Thursday, 2 May, 2024
HomeInternationalMPs urge ban on UK patients travelling to China for organ transplants

MPs urge ban on UK patients travelling to China for organ transplants

UK patients should be banned from travelling to China for transplant surgery, the government has been told, before an inquiry into allegations of forced organ harvesting from prisoners of conscience. The Guardian reports that the call has so far been backed by 40 MPs from all parties before the next session of the independent China Tribunal, which is investigating claims that detainees are being targeted by the regime. China dismisses the allegations as malicious rumours and insists that it adheres to international medical standards that require organ donations to be made by consent and without any financial charges.

The China Tribunal, chaired by Sir Geoffrey Nice QC who was formerly a prosecutor at the International Criminal Tribunal for the former Yugoslavia, has been taking evidence about alleged mispractices from medical experts, human rights investigators and others. The report says it will hold a second round of hearings on 6 and 7 April in London. Its final judgment will be published on 13 June. China has been asked to participate but has declined to do so.

In an interim judgment released last December, the tribunal said: “In China forced-organ harvesting from prisoners of conscience has been practised for a substantial period of time involving a very substantial number of victims … It is beyond doubt on the evidence presently received that forced harvesting of organs has happened on a substantial scale by state-supported or approved organisations and individuals.”

Among those killed, the report says it has been alleged, are members of religious minorities such as Falun Gong, Tibetans, Uighur Muslims and some Christian sects. In 2014, China announced that it would stop removing organs for transplantation from executed prisoners.

It is not clear how many UK citizens have travelled to China for transplants, the report says. Waiting times for operations are said to be far shorter than in the west. One inquiry suggested that a liver transplant could be arranged privately at a Chinese hospital for $100,000.

Mark Field, the Foreign Office minister, acknowledged that there was a growing body of research, much of which was “very worrying” but he believed relatively few people in the UK chose to travel to China for organ transplants.

Introducing a travel ban, he is quoted in the report as saying, would be difficult to police since it would be hard to establish whether people had travelled there for that purpose. Field said: “But, it is important that we make them aware that other countries may have poorer medical and ethical safeguards than the UK, and that travelling abroad for treatments, including organ transplants, carries fundamental risks.”

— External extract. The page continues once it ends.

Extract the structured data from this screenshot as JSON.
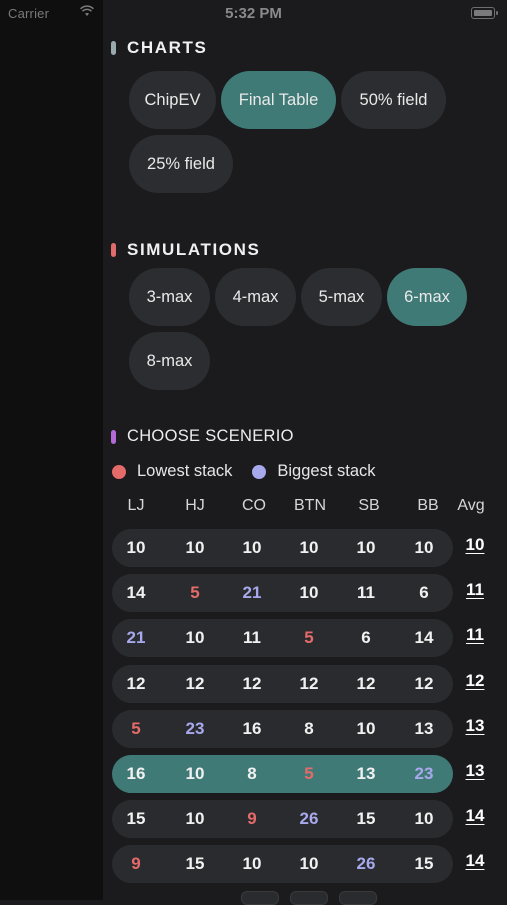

The Chinese embassy said in the report: “The Chinese government always follows the World Health Organisation’s guiding principles on human organ transplant, and has strengthened its management on organ transplant in recent years. On 21 March 2007, the Chinese state council enacted the regulation on human organ transplant, providing that human organ donation must be done voluntarily and gratis. We hope that the British people will not be misled by rumours.”

It cited article 7 of its regulation on human organ transplant, which says: “The donation of human organs shall be made under the principle of free will and free of charge. A citizen shall be entitled to donate or not to donate his or her human organ; and any organisation or person shall not force, cheat or entice others into donating their human organs.”

Article 8 of the regulation states: “The citizen donating his or her human organ shall have full competency in civil act … Any organisation or person shall not donate or remove any human organ of a citizen who has disagreed with the donation of any of his or her human organs while alive.”